В самой глубине души капитана Ермакова теснился жестокий упрек самому себе: ты, советский командир, коммунист, в плену! И хотя он понимал, что на войне чрезвычайные боевые обстоятельства нередко оказываются сильнее человека и его пленение — неизбежное горчайшее последствие этих обстоятельств, он не переставал казнить себя укорами.
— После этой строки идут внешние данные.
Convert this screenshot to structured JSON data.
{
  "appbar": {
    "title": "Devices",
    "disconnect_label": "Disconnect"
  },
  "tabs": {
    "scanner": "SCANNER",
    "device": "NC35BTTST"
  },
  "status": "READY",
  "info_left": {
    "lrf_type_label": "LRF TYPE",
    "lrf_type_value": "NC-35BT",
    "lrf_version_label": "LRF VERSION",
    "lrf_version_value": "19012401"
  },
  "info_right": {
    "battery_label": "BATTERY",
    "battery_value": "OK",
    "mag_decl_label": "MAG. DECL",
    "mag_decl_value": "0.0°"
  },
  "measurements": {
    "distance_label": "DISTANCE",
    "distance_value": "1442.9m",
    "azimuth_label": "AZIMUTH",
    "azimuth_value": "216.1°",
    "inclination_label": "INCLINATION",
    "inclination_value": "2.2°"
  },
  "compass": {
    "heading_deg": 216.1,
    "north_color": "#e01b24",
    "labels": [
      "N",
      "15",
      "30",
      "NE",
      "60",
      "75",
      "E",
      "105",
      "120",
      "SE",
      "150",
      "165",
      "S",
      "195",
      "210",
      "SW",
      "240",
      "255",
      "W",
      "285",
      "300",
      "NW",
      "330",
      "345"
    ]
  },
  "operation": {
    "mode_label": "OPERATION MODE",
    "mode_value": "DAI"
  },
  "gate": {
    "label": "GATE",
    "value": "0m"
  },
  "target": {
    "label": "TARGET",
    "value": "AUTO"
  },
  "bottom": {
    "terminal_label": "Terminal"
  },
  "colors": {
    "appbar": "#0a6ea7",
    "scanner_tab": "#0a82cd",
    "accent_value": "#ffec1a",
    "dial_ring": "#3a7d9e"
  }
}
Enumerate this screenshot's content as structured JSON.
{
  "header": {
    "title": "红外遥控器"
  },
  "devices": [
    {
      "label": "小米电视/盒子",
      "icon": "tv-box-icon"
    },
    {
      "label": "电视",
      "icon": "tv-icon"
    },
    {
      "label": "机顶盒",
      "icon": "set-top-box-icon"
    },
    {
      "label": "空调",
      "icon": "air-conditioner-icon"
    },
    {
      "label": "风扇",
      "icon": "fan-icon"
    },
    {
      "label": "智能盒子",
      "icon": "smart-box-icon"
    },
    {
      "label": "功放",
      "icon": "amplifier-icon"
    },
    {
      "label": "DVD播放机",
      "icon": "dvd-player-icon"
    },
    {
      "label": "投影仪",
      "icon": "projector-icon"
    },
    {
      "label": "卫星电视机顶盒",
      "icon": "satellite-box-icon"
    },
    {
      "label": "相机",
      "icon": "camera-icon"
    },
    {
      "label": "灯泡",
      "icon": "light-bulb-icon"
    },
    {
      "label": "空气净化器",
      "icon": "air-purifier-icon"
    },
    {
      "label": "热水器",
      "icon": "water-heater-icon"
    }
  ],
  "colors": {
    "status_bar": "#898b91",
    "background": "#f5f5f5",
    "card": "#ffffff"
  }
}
Именно поэтому в первом же лагере, куда он попал, Николай сразу поставил себя в положение воюющей стороны. Он подвергался постоянным издевательствам со стороны охраны за малейшие отклонения от зверского «ритуала» лагеря. Немного окрепнув, капитан попытался бежать, был пойман, препровожден уже в лагерь «усиленного режима», откуда снова покушался совершить побег. К лету 1943 года он находился в одном из отделений знаменитого Бухенвальдского лагеря.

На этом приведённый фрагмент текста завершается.